There is already something strange about this in that in a situation where the complainer was clearly so drunk that she could not remember whether she had consented or not to sex with a stranger, who then stole her phone and money when he left her flat, was not treated as falling within the scope of s.13 (the jury apparently having decided that she might have consented and deleting the relevant part of the indictment). The case thus seems to proceed on the basis that it was likely that she would have consented to have sex with a stranger who she met on the street while very drunk, rather than regarding this as something out of the ordinary or improbable.

However, if we leave this aside I am interested here in how the Appeal Court approached the question of the application of the provisions of the 2009 Act. What is bizarre about this is that after setting out the relevant provisions of the Act, the Court then proceeded to argue as though the pre-existing common law was still in force.
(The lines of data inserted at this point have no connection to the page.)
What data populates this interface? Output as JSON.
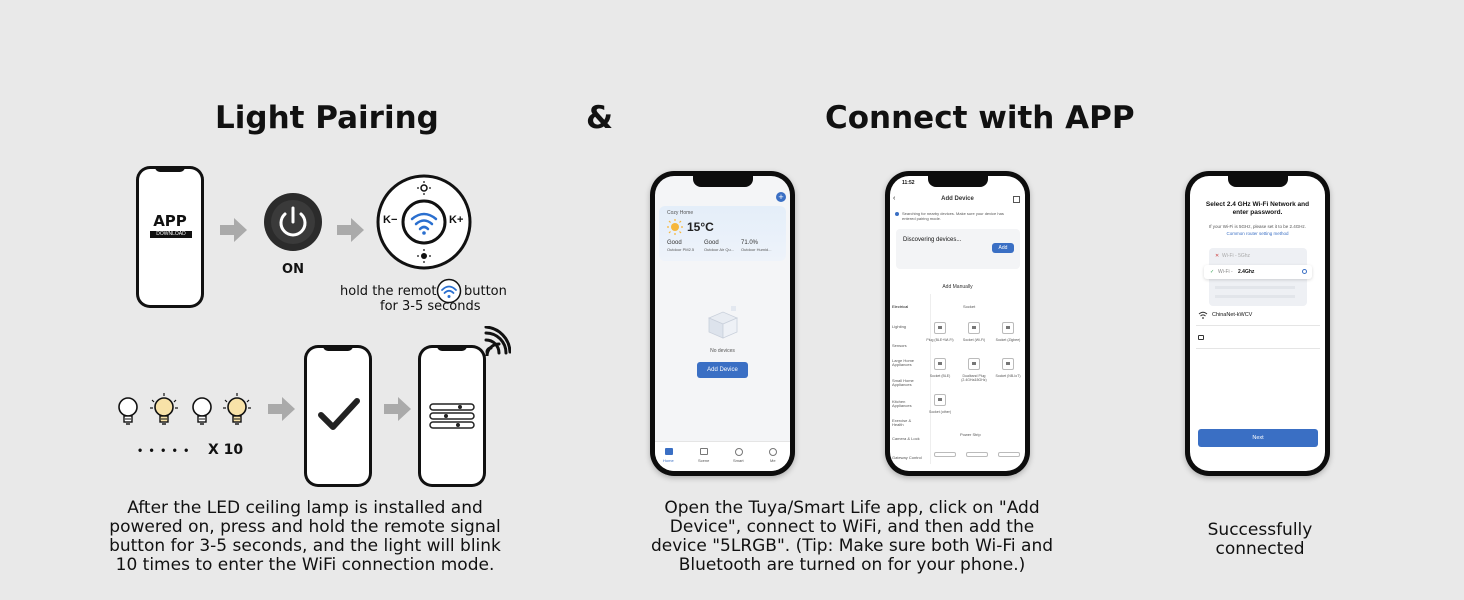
{
  "titles": {
    "left": "Light Pairing",
    "amp": "&",
    "right": "Connect with APP"
  },
  "step1": {
    "app_label": "APP",
    "download_label": "DOWNLOAD",
    "on_label": "ON",
    "remote_k_minus": "K−",
    "remote_k_plus": "K+",
    "hold_line1": "hold the remote",
    "hold_line2": "button",
    "hold_line3": "for 3-5 seconds",
    "blink_dots": "• • • • •",
    "blink_count": "X 10"
  },
  "descriptions": {
    "left": [
      "After the LED ceiling lamp is installed and",
      "powered on, press and hold the remote signal",
      "button for 3-5 seconds, and the light will blink",
      "10 times to enter the WiFi connection mode."
    ],
    "middle": [
      "Open the Tuya/Smart Life app, click on \"Add",
      "Device\", connect to WiFi, and then add the",
      "device \"5LRGB\". (Tip: Make sure both Wi-Fi and",
      "Bluetooth are turned on for your phone.)"
    ],
    "right": [
      "Successfully",
      "connected"
    ]
  },
  "phone1": {
    "home_name": "Cozy Home",
    "temperature": "15°C",
    "stats": [
      {
        "value": "Good",
        "label": "Outdoor PM2.5"
      },
      {
        "value": "Good",
        "label": "Outdoor Air Qu..."
      },
      {
        "value": "71.0%",
        "label": "Outdoor Humid..."
      }
    ],
    "no_devices": "No devices",
    "add_device": "Add Device",
    "tabs": [
      "Home",
      "Scene",
      "Smart",
      "Me"
    ]
  },
  "phone2": {
    "time": "11:52",
    "title": "Add Device",
    "searching": "Searching for nearby devices. Make sure your device has entered pairing mode.",
    "discovering": "Discovering devices...",
    "add": "Add",
    "add_manually": "Add Manually",
    "categories": [
      "Electrical",
      "Lighting",
      "Sensors",
      "Large Home Appliances",
      "Small Home Appliances",
      "Kitchen Appliances",
      "Exercise & Health",
      "Camera & Lock",
      "Gateway Control"
    ],
    "section_socket": "Socket",
    "section_power": "Power Strip",
    "items": [
      "Plug (BLE+Wi-Fi)",
      "Socket (Wi-Fi)",
      "Socket (Zigbee)",
      "Socket (BLE)",
      "Dualband Plug (2.4GHz&5GHz)",
      "Socket (NB-IoT)",
      "Socket (other)"
    ]
  },
  "phone3": {
    "title_line1": "Select 2.4 GHz Wi-Fi Network and",
    "title_line2": "enter password.",
    "hint": "If your Wi-Fi is 5GHz, please set it to be 2.4GHz.",
    "link": "Common router setting method",
    "wifi_5g": "Wi-Fi - 5Ghz",
    "wifi_24_prefix": "Wi-Fi - ",
    "wifi_24_band": "2.4Ghz",
    "network": "ChinaNet-kWCV",
    "next": "Next"
  }
}
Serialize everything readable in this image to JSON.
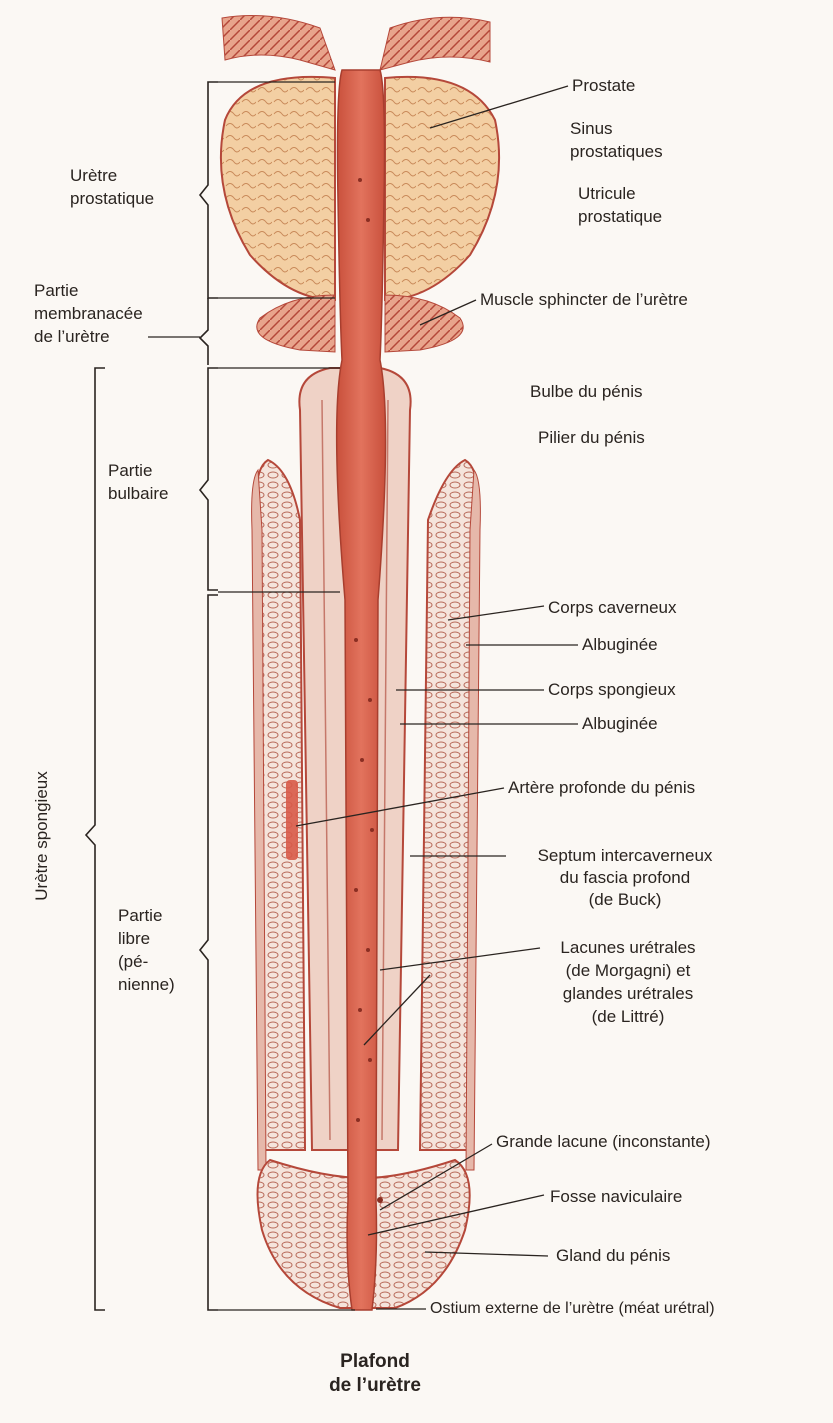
{
  "labels": {
    "prostate": "Prostate",
    "sinus_l1": "Sinus",
    "sinus_l2": "prostatiques",
    "utricule_l1": "Utricule",
    "utricule_l2": "prostatique",
    "sphincter": "Muscle sphincter de l’urètre",
    "bulbe": "Bulbe du pénis",
    "pilier": "Pilier du pénis",
    "corps_caverneux": "Corps caverneux",
    "albuginee_1": "Albuginée",
    "corps_spongieux": "Corps spongieux",
    "albuginee_2": "Albuginée",
    "artere": "Artère profonde du pénis",
    "septum_l1": "Septum intercaverneux",
    "septum_l2": "du fascia profond",
    "septum_l3": "(de Buck)",
    "lacunes_l1": "Lacunes urétrales",
    "lacunes_l2": "(de Morgagni) et",
    "lacunes_l3": "glandes urétrales",
    "lacunes_l4": "(de Littré)",
    "grande_lacune": "Grande lacune (inconstante)",
    "fosse": "Fosse naviculaire",
    "gland": "Gland du pénis",
    "ostium": "Ostium externe de l’urètre (méat urétral)"
  },
  "sections": {
    "uretre_prostatique_l1": "Urètre",
    "uretre_prostatique_l2": "prostatique",
    "membranacee_l1": "Partie",
    "membranacee_l2": "membranacée",
    "membranacee_l3": "de l’urètre",
    "bulbaire_l1": "Partie",
    "bulbaire_l2": "bulbaire",
    "libre_l1": "Partie",
    "libre_l2": "libre",
    "libre_l3": "(pé-",
    "libre_l4": "nienne)",
    "spongieux": "Urètre spongieux"
  },
  "title_l1": "Plafond",
  "title_l2": "de l’urètre",
  "colors": {
    "urethra": "#d9604a",
    "prostate": "#f0c89a",
    "spongy": "#f2d6cc",
    "cavernous": "#ead0c8",
    "outline": "#b5483a",
    "leader": "#2a2420"
  }
}
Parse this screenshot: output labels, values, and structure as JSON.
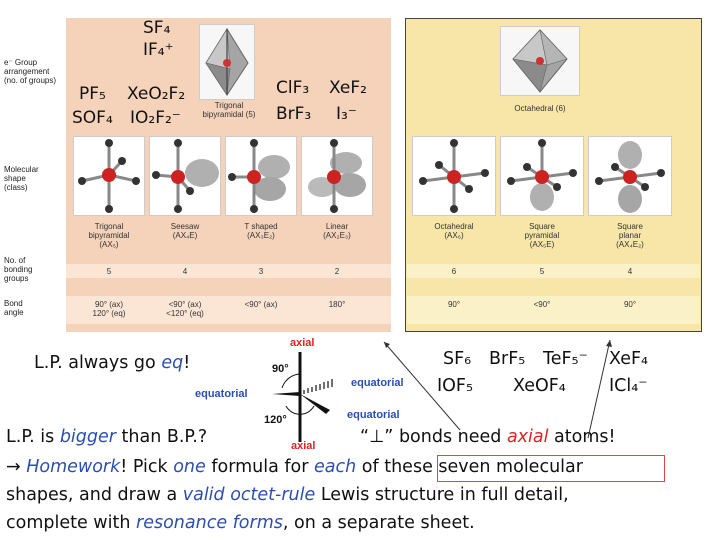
{
  "left_labels": {
    "egroup": [
      "e⁻ Group",
      "arrangement",
      "(no. of groups)"
    ],
    "molecular": [
      "Molecular",
      "shape",
      "(class)"
    ],
    "bonding": [
      "No. of",
      "bonding",
      "groups"
    ],
    "bond": [
      "Bond",
      "angle"
    ]
  },
  "left_formulas": {
    "sf4": "SF₄",
    "if4": "IF₄⁺",
    "pf5": "PF₅",
    "xeo2f2": "XeO₂F₂",
    "sof4": "SOF₄",
    "io2f2": "IO₂F₂⁻",
    "clf3": "ClF₃",
    "xef2": "XeF₂",
    "brf3": "BrF₃",
    "i3": "I₃⁻"
  },
  "arrangement_tbp": "Trigonal\nbipyramidal (5)",
  "arrangement_oct": "Octahedral (6)",
  "shapes_left": [
    {
      "name": "Trigonal\nbipyramidal\n(AX₅)",
      "bonds": "5",
      "angle": "90° (ax)\n120° (eq)"
    },
    {
      "name": "Seesaw\n(AX₄E)",
      "bonds": "4",
      "angle": "<90° (ax)\n<120° (eq)"
    },
    {
      "name": "T shaped\n(AX₃E₂)",
      "bonds": "3",
      "angle": "<90° (ax)"
    },
    {
      "name": "Linear\n(AX₂E₃)",
      "bonds": "2",
      "angle": "180°"
    }
  ],
  "shapes_right": [
    {
      "name": "Octahedral\n(AX₆)",
      "bonds": "6",
      "angle": "90°"
    },
    {
      "name": "Square\npyramidal\n(AX₅E)",
      "bonds": "5",
      "angle": "<90°"
    },
    {
      "name": "Square\nplanar\n(AX₄E₂)",
      "bonds": "4",
      "angle": "90°"
    }
  ],
  "notes": {
    "lp_eq_prefix": "L.P. always go ",
    "lp_eq_word": "eq",
    "lp_eq_suffix": "!",
    "lp_big_prefix": "L.P. is ",
    "lp_big_word": "bigger",
    "lp_big_suffix": " than B.P.?",
    "perp_prefix": "“⊥” bonds need ",
    "perp_word": "axial",
    "perp_suffix": " atoms!"
  },
  "diagram": {
    "axial_top": "axial",
    "angle90": "90°",
    "equatorial_left": "equatorial",
    "equatorial_right": "equatorial",
    "angle120": "120°",
    "equatorial_bottom": "equatorial",
    "axial_bottom": "axial"
  },
  "right_formulas": {
    "sf6": "SF₆",
    "brf5": "BrF₅",
    "tef5": "TeF₅⁻",
    "xef4": "XeF₄",
    "iof5": "IOF₅",
    "xeof4": "XeOF₄",
    "icl4": "ICl₄⁻"
  },
  "homework": {
    "arrow": "→ ",
    "w1": "Homework",
    "t1": "! Pick ",
    "w2": "one",
    "t2": " formula for ",
    "w3": "each",
    "t3": " of ",
    "boxed": "these seven molecular",
    "line2a": "shapes, and draw a ",
    "w4": "valid octet-rule",
    "line2b": " Lewis structure in full detail,",
    "line3a": "complete with ",
    "w5": "resonance forms",
    "line3b": ", on a separate sheet."
  }
}
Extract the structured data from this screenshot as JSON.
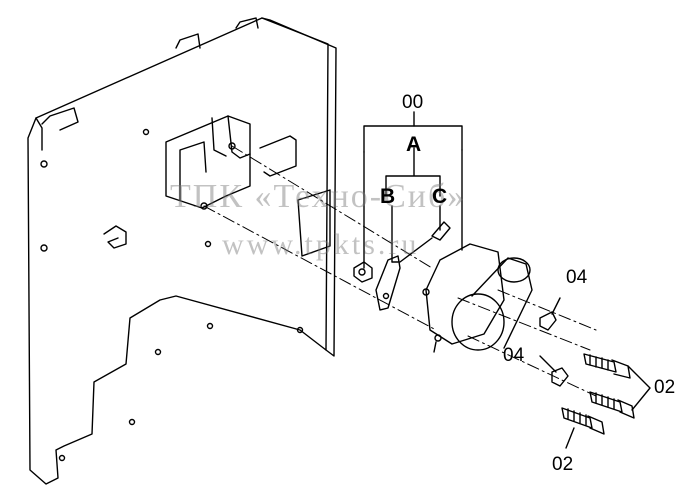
{
  "diagram": {
    "callouts": {
      "assembly": "00",
      "sub_a": "A",
      "sub_b": "B",
      "sub_c": "C",
      "clip_upper": "04",
      "clip_lower": "04",
      "bolt_right": "02",
      "bolt_lower": "02"
    },
    "watermark": {
      "line1": "ТПК «Техно-Сиб»",
      "line2": "www.tpkts.ru"
    },
    "line_color": "#000000"
  }
}
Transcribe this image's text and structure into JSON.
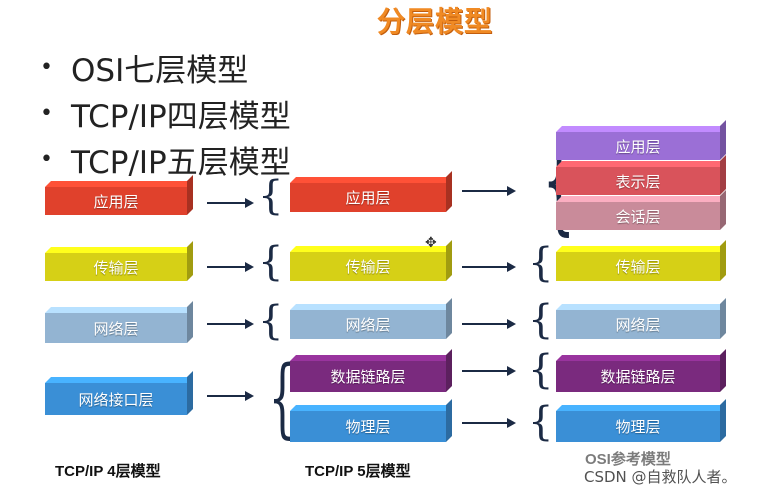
{
  "title": "分层模型",
  "bullets": [
    "OSI七层模型",
    "TCP/IP四层模型",
    "TCP/IP五层模型"
  ],
  "tcp4": {
    "caption": "TCP/IP 4层模型",
    "layers": [
      {
        "label": "应用层",
        "color": "#e0412c"
      },
      {
        "label": "传输层",
        "color": "#d6d016"
      },
      {
        "label": "网络层",
        "color": "#93b4d2"
      },
      {
        "label": "网络接口层",
        "color": "#3a8fd6"
      }
    ]
  },
  "tcp5": {
    "caption": "TCP/IP 5层模型",
    "layers": [
      {
        "label": "应用层",
        "color": "#e0412c"
      },
      {
        "label": "传输层",
        "color": "#d6d016"
      },
      {
        "label": "网络层",
        "color": "#93b4d2"
      },
      {
        "label": "数据链路层",
        "color": "#7a2a7e"
      },
      {
        "label": "物理层",
        "color": "#3a8fd6"
      }
    ]
  },
  "osi": {
    "caption": "OSI参考模型",
    "layers": [
      {
        "label": "应用层",
        "color": "#9b6fd6"
      },
      {
        "label": "表示层",
        "color": "#d9535b"
      },
      {
        "label": "会话层",
        "color": "#c98b9a"
      },
      {
        "label": "传输层",
        "color": "#d6d016"
      },
      {
        "label": "网络层",
        "color": "#93b4d2"
      },
      {
        "label": "数据链路层",
        "color": "#7a2a7e"
      },
      {
        "label": "物理层",
        "color": "#3a8fd6"
      }
    ]
  },
  "watermark": "CSDN @自救队人者。"
}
Thus rather than focusing on the question of her physical state and the steps that Mutebi might have taken to ascertain whether or not she was consenting, the Court discussed the evidence of knowledge or recklessness as mens rea of rape, and whether there was evidence to corroborate this.

It should not need stating, but this is clearly not the new law. The 'mens rea' of the offence is that the accused should penetrate the complainer with his penis "without any reasonable belief that B (the complainer) consents". And the definition of how reasonable belief should be approached is now set out in s.16 (above). This does not remove the need for corroboration, which the court discusses at length, but it should be clear that it reframes the way his should be approached.

It is worrying that the Court should have erred on such a simple matter as the interpretation of the new law; but as I suggested above, this is an even greater concern when it threatens to undermine the whole basis of the new law.